Nr. 34 vom 23. August 2003

Bauernblatt für Schleswig-Holstein und Hamburg

Autor: Dr. Hans Peter Stamp

Logisch ?

Auf einer Veranstaltung im Rendsburger Conventgarten hat Prof. Dr. Alexander Vereet es auf den Punkt gebracht: "Ohne chemischen Pflanzenschutz hätten wir 40 % weniger Erntegut auf Erden." Was das bedeuten würde für die Welternährung, kann sich jeder selbst ausrechnen. Und Gedankenspiele mit verringertem Gemüse- oder Fleischverbrauch und höherem Verbrauch an Gütern mit geringem Flächenbedarf helfen da überhaupt nicht weiter. 40 % weniger Erntegut auf Erden wäre einer der größten denkbaren Katastrophen überhaupt. Hunger und einseitige Ernährung schlimmsten Ausmaßes wären die Folgen. Landwirtschaft, Agrarforschung und Ernährungswirtschaft haben es geschafft, dass sich die Zahl der hungernden Menschen in den zurückliegenden 30 Jahren von über 900 Millionen auf unter 800 Millionen verringert hat. Auch wenn 790 Millionen hungernde Menschen immer noch 790 Millionen zuviel sind, steckt hinter den genannten Zahlen ein gewaltiger Fortschritt.

Lange Zeit gab es nur eine relative Abnahme der Hungernden. Das heißt, die Zahl der Hungernden stieg, ihr prozentualer Anteil an der Weltbevölkerung nahm jedoch ab, weil die Weltbevölkerung schneller stieg, als die Zahl der Hungernden. In dieser Zeit gab es viele, die sagten, mit der grünen Revolution, wie sie genannt wurde, sei damit nichts erreicht. Für Klarheit sorgte John Rawls von der Oxford-Universität. Er sagte, die beste Art zu entscheiden, ob wir uns an absolute oder relative Zahlen halten sollten, setze eine für die moralische Bewertung dieses Problems ideale Entscheidungssituation voraus. Das Problem müsse man vom Standpunkt eines Individuums sehen, das sich einerseits entscheiden soll, in welcher Gesellschaft es leben will und das andererseits seine eigene, zukünftige gesellschaftliche Position nicht kennt. Rawls nannte hierfür zwei Beispielsfälle. Das Beispiel A meinte eine Welt, bei der bei einer Bevölkerung von 1 Million Menschen 500.000 verhungern. Die Welt B hatte eine Bevölkerung von 2 Millionen Menschen und in ihr verhungerten 750.000. Für Rawls und für viele andere war klar, dass die Gesellschaft B die bessere ist.
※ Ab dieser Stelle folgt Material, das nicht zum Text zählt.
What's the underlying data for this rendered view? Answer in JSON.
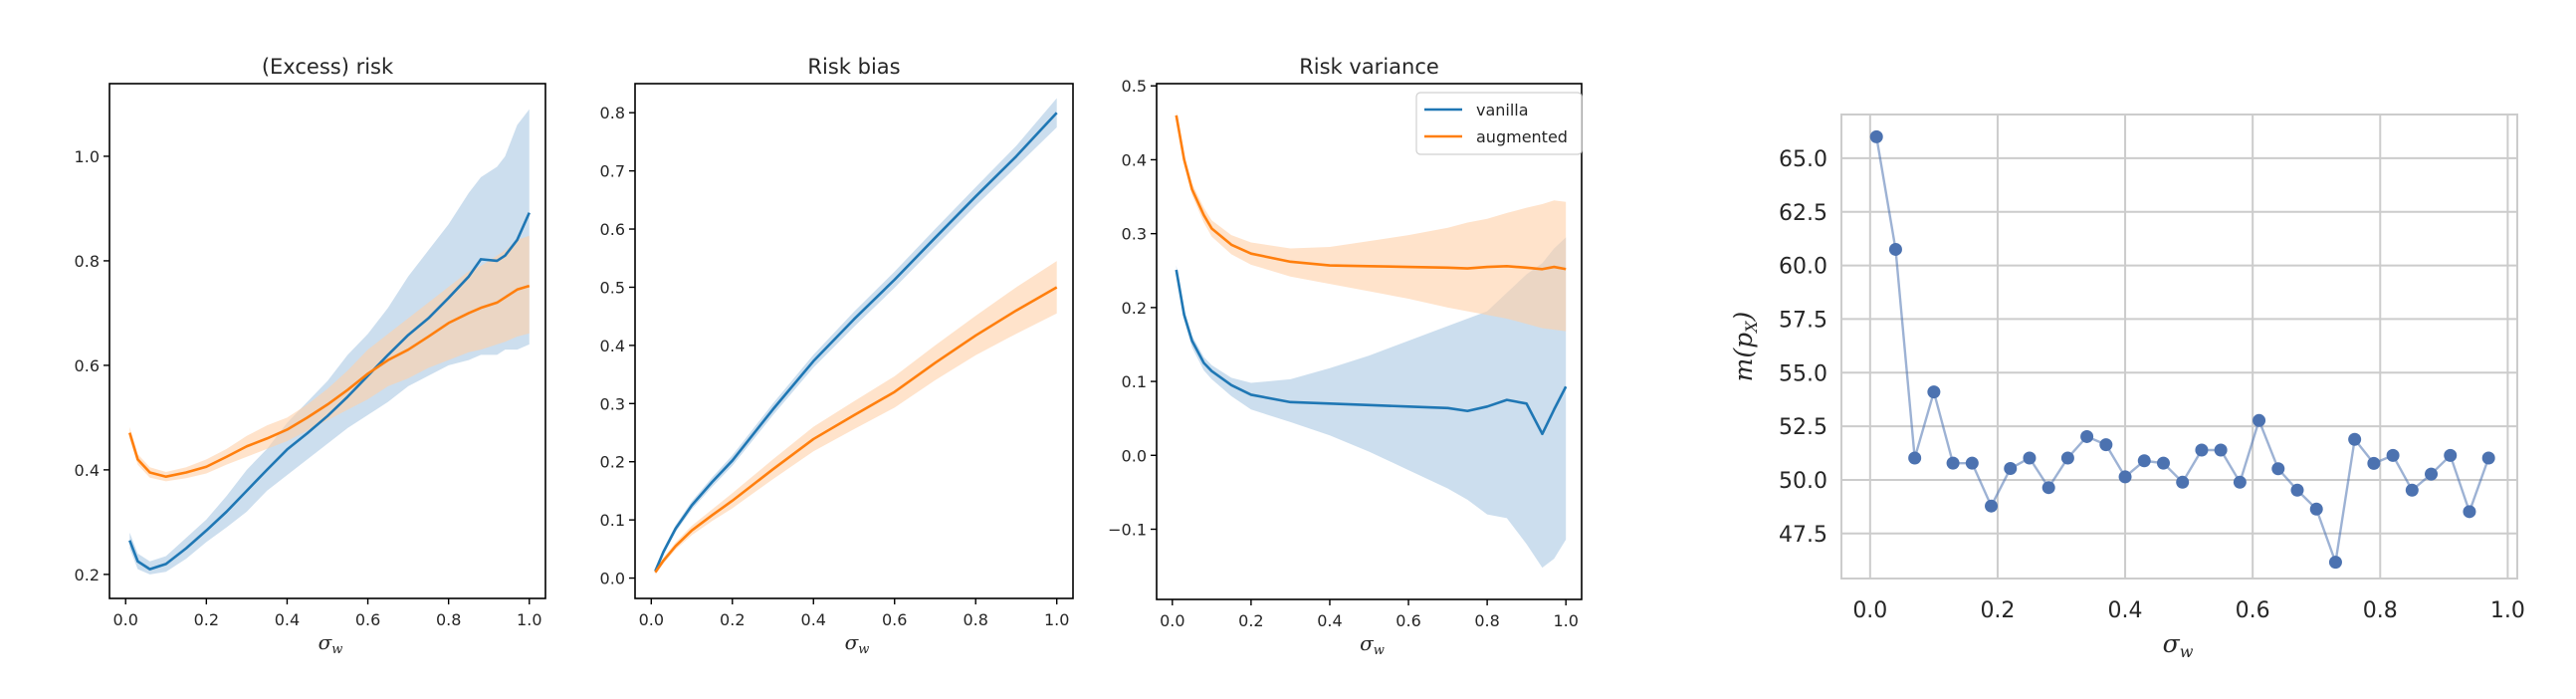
{
  "colors": {
    "vanilla": "#1f77b4",
    "augmented": "#ff7f0e",
    "vanilla_band": "#aac8e2",
    "augmented_band": "#ffd0a8",
    "scatter": "#4c72b0",
    "grid": "#cccccc"
  },
  "chart_data": [
    {
      "type": "line",
      "title": "(Excess) risk",
      "xlabel": "σ",
      "xlabel_sub": "w",
      "ylabel": "",
      "xlim": [
        -0.04,
        1.04
      ],
      "ylim": [
        0.154,
        1.139
      ],
      "xticks": [
        "0.0",
        "0.2",
        "0.4",
        "0.6",
        "0.8",
        "1.0"
      ],
      "yticks": [
        "0.2",
        "0.4",
        "0.6",
        "0.8",
        "1.0"
      ],
      "grid": false,
      "x": [
        0.01,
        0.03,
        0.06,
        0.1,
        0.15,
        0.2,
        0.25,
        0.3,
        0.35,
        0.4,
        0.45,
        0.5,
        0.55,
        0.6,
        0.65,
        0.7,
        0.75,
        0.8,
        0.85,
        0.88,
        0.92,
        0.94,
        0.97,
        1.0
      ],
      "series": [
        {
          "name": "vanilla",
          "mean": [
            0.265,
            0.225,
            0.21,
            0.22,
            0.25,
            0.284,
            0.32,
            0.36,
            0.4,
            0.439,
            0.47,
            0.503,
            0.54,
            0.58,
            0.62,
            0.658,
            0.69,
            0.729,
            0.77,
            0.803,
            0.8,
            0.81,
            0.84,
            0.892
          ],
          "lower": [
            0.25,
            0.21,
            0.2,
            0.205,
            0.23,
            0.262,
            0.29,
            0.32,
            0.36,
            0.39,
            0.42,
            0.45,
            0.48,
            0.505,
            0.53,
            0.56,
            0.58,
            0.6,
            0.61,
            0.62,
            0.62,
            0.63,
            0.63,
            0.64
          ],
          "upper": [
            0.28,
            0.24,
            0.225,
            0.235,
            0.27,
            0.305,
            0.35,
            0.4,
            0.44,
            0.49,
            0.53,
            0.57,
            0.62,
            0.66,
            0.71,
            0.77,
            0.82,
            0.87,
            0.93,
            0.96,
            0.98,
            1.0,
            1.06,
            1.09
          ]
        },
        {
          "name": "augmented",
          "mean": [
            0.471,
            0.42,
            0.395,
            0.387,
            0.395,
            0.406,
            0.425,
            0.445,
            0.46,
            0.477,
            0.5,
            0.525,
            0.553,
            0.584,
            0.61,
            0.63,
            0.655,
            0.681,
            0.7,
            0.71,
            0.72,
            0.73,
            0.745,
            0.752
          ],
          "lower": [
            0.46,
            0.41,
            0.385,
            0.378,
            0.384,
            0.393,
            0.41,
            0.425,
            0.44,
            0.455,
            0.475,
            0.495,
            0.515,
            0.535,
            0.56,
            0.575,
            0.595,
            0.61,
            0.625,
            0.63,
            0.64,
            0.645,
            0.655,
            0.661
          ],
          "upper": [
            0.482,
            0.43,
            0.405,
            0.396,
            0.405,
            0.42,
            0.44,
            0.465,
            0.485,
            0.5,
            0.525,
            0.555,
            0.59,
            0.63,
            0.66,
            0.69,
            0.72,
            0.75,
            0.78,
            0.79,
            0.81,
            0.82,
            0.84,
            0.848
          ]
        }
      ]
    },
    {
      "type": "line",
      "title": "Risk bias",
      "xlabel": "σ",
      "xlabel_sub": "w",
      "ylabel": "",
      "xlim": [
        -0.04,
        1.04
      ],
      "ylim": [
        -0.035,
        0.85
      ],
      "xticks": [
        "0.0",
        "0.2",
        "0.4",
        "0.6",
        "0.8",
        "1.0"
      ],
      "yticks": [
        "0.0",
        "0.1",
        "0.2",
        "0.3",
        "0.4",
        "0.5",
        "0.6",
        "0.7",
        "0.8"
      ],
      "grid": false,
      "x": [
        0.01,
        0.03,
        0.06,
        0.1,
        0.15,
        0.2,
        0.3,
        0.4,
        0.5,
        0.6,
        0.7,
        0.8,
        0.9,
        1.0
      ],
      "series": [
        {
          "name": "vanilla",
          "mean": [
            0.012,
            0.045,
            0.085,
            0.125,
            0.165,
            0.202,
            0.29,
            0.373,
            0.445,
            0.513,
            0.585,
            0.656,
            0.725,
            0.8
          ],
          "lower": [
            0.008,
            0.04,
            0.079,
            0.118,
            0.157,
            0.193,
            0.28,
            0.362,
            0.432,
            0.499,
            0.57,
            0.64,
            0.707,
            0.775
          ],
          "upper": [
            0.016,
            0.05,
            0.091,
            0.132,
            0.173,
            0.211,
            0.3,
            0.384,
            0.458,
            0.527,
            0.6,
            0.672,
            0.743,
            0.825
          ]
        },
        {
          "name": "augmented",
          "mean": [
            0.01,
            0.03,
            0.055,
            0.082,
            0.108,
            0.133,
            0.187,
            0.239,
            0.28,
            0.32,
            0.37,
            0.417,
            0.46,
            0.5
          ],
          "lower": [
            0.006,
            0.025,
            0.049,
            0.074,
            0.098,
            0.12,
            0.17,
            0.218,
            0.256,
            0.293,
            0.34,
            0.383,
            0.42,
            0.455
          ],
          "upper": [
            0.014,
            0.035,
            0.061,
            0.09,
            0.118,
            0.146,
            0.204,
            0.26,
            0.304,
            0.347,
            0.4,
            0.451,
            0.5,
            0.545
          ]
        }
      ]
    },
    {
      "type": "line",
      "title": "Risk variance",
      "xlabel": "σ",
      "xlabel_sub": "w",
      "ylabel": "",
      "xlim": [
        -0.04,
        1.04
      ],
      "ylim": [
        -0.195,
        0.503
      ],
      "xticks": [
        "0.0",
        "0.2",
        "0.4",
        "0.6",
        "0.8",
        "1.0"
      ],
      "yticks": [
        "−0.1",
        "0.0",
        "0.1",
        "0.2",
        "0.3",
        "0.4",
        "0.5"
      ],
      "ytick_values": [
        -0.1,
        0.0,
        0.1,
        0.2,
        0.3,
        0.4,
        0.5
      ],
      "grid": false,
      "legend": {
        "position": "upper right",
        "entries": [
          "vanilla",
          "augmented"
        ]
      },
      "x": [
        0.01,
        0.03,
        0.05,
        0.08,
        0.1,
        0.15,
        0.2,
        0.3,
        0.4,
        0.5,
        0.6,
        0.7,
        0.75,
        0.8,
        0.85,
        0.9,
        0.94,
        0.97,
        1.0
      ],
      "series": [
        {
          "name": "vanilla",
          "mean": [
            0.251,
            0.19,
            0.155,
            0.125,
            0.114,
            0.095,
            0.082,
            0.072,
            0.07,
            0.068,
            0.066,
            0.064,
            0.06,
            0.066,
            0.075,
            0.07,
            0.029,
            0.062,
            0.093
          ],
          "lower": [
            0.245,
            0.183,
            0.146,
            0.115,
            0.103,
            0.08,
            0.062,
            0.045,
            0.027,
            0.005,
            -0.02,
            -0.045,
            -0.06,
            -0.08,
            -0.085,
            -0.12,
            -0.152,
            -0.14,
            -0.114
          ],
          "upper": [
            0.257,
            0.197,
            0.162,
            0.133,
            0.122,
            0.105,
            0.098,
            0.103,
            0.118,
            0.135,
            0.155,
            0.175,
            0.185,
            0.195,
            0.22,
            0.245,
            0.26,
            0.28,
            0.295
          ]
        },
        {
          "name": "augmented",
          "mean": [
            0.46,
            0.4,
            0.36,
            0.325,
            0.307,
            0.285,
            0.273,
            0.262,
            0.257,
            0.256,
            0.255,
            0.254,
            0.253,
            0.255,
            0.256,
            0.254,
            0.252,
            0.255,
            0.252
          ],
          "lower": [
            0.455,
            0.393,
            0.352,
            0.315,
            0.296,
            0.272,
            0.258,
            0.242,
            0.232,
            0.222,
            0.212,
            0.2,
            0.195,
            0.19,
            0.185,
            0.178,
            0.172,
            0.17,
            0.168
          ],
          "upper": [
            0.465,
            0.407,
            0.368,
            0.335,
            0.318,
            0.298,
            0.288,
            0.28,
            0.282,
            0.29,
            0.298,
            0.308,
            0.315,
            0.32,
            0.328,
            0.335,
            0.34,
            0.345,
            0.343
          ]
        }
      ]
    },
    {
      "type": "line",
      "markers": true,
      "title": "",
      "xlabel": "σ",
      "xlabel_sub": "w",
      "ylabel": "m(p",
      "ylabel_sub": "X",
      "ylabel_close": ")",
      "xlim": [
        -0.045,
        1.015
      ],
      "ylim": [
        45.4,
        67.04
      ],
      "xticks": [
        "0.0",
        "0.2",
        "0.4",
        "0.6",
        "0.8",
        "1.0"
      ],
      "yticks": [
        "47.5",
        "50.0",
        "52.5",
        "55.0",
        "57.5",
        "60.0",
        "62.5",
        "65.0"
      ],
      "grid": true,
      "series": [
        {
          "name": "m(p_X)",
          "x": [
            0.01,
            0.04,
            0.07,
            0.1,
            0.13,
            0.16,
            0.19,
            0.22,
            0.25,
            0.28,
            0.31,
            0.34,
            0.37,
            0.4,
            0.43,
            0.46,
            0.49,
            0.52,
            0.55,
            0.58,
            0.61,
            0.64,
            0.67,
            0.7,
            0.73,
            0.76,
            0.79,
            0.82,
            0.85,
            0.88,
            0.91,
            0.94,
            0.97
          ],
          "y": [
            66.0,
            60.75,
            51.02,
            54.1,
            50.78,
            50.78,
            48.78,
            50.53,
            51.02,
            49.64,
            51.02,
            52.02,
            51.64,
            50.14,
            50.89,
            50.78,
            49.89,
            51.39,
            51.39,
            49.89,
            52.77,
            50.52,
            49.52,
            48.64,
            46.16,
            51.89,
            50.77,
            51.14,
            49.52,
            50.27,
            51.14,
            48.52,
            51.02
          ]
        }
      ]
    }
  ]
}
Denn das Risiko des Einzelnen zu verhungern, liege hier bei 37,5 % und in der Gesellschaft A bei 50 %. Einem Kritiker, der ihm vorhielt, 750.000 seien nun einmal mehr als 500.000 hielt er eine noch andere Welt entgegen, nämlich die, in der von 500.000 499.999 verhungern. Damit hatte er seine Kritiker zur Ruhe.

Solche gedanklichen Spielchen gibt es heute nicht mehr, weil, wie gesagt, seit Jahrzehnten bei der Zahl der Hungernden nicht nur die relativen, sondern auch die absoluten Zahlen abnehmen. Nur eines geht nicht: dieses zu begrüßen und gleichzeitig Methoden der modernen Landwirtschaft abzulehnen. Es geht nicht einmal isoliert für einzelne Länder, auch wenn es sich dabei um Länder mit einer reichlichen Nahrungsversorgung handelt. Björn Lomborg hat es aus einer dänischen Untersuchung abgeleitet. Ein Verbot des chemischen Pflanzenschutzes würde das Gemüse knapper und teuer machen und damit die Zahl der Krebstoten erhöhen, während die unmittelbar "lebensrettende" Wirkung des Verbots weniger als 0,5 Menschen betraf!? Lomborg hat es dann für die USA hochgerechnet. Wenn in den USA der Einsatz des chemischen Pflanzenschutzes verboten, in anderen Ländern aber zugelassen bliebe, und gleichzeitig in die USA frei importiert werden dürfte, gäbe es jährlich maximal 20 Tote (wohlgemerkt: hochgerechnet aus 0,..) weniger wegen der unmittelbaren Wirkung des Pflanzenschutzes. Andererseits würden in den USA 26000 Menschen wegen schlechterer Ernährung zusätzlich an Krebs sterben und es würde zu Lasten des Naturschutzes mehr Land unter den Pflug genommen.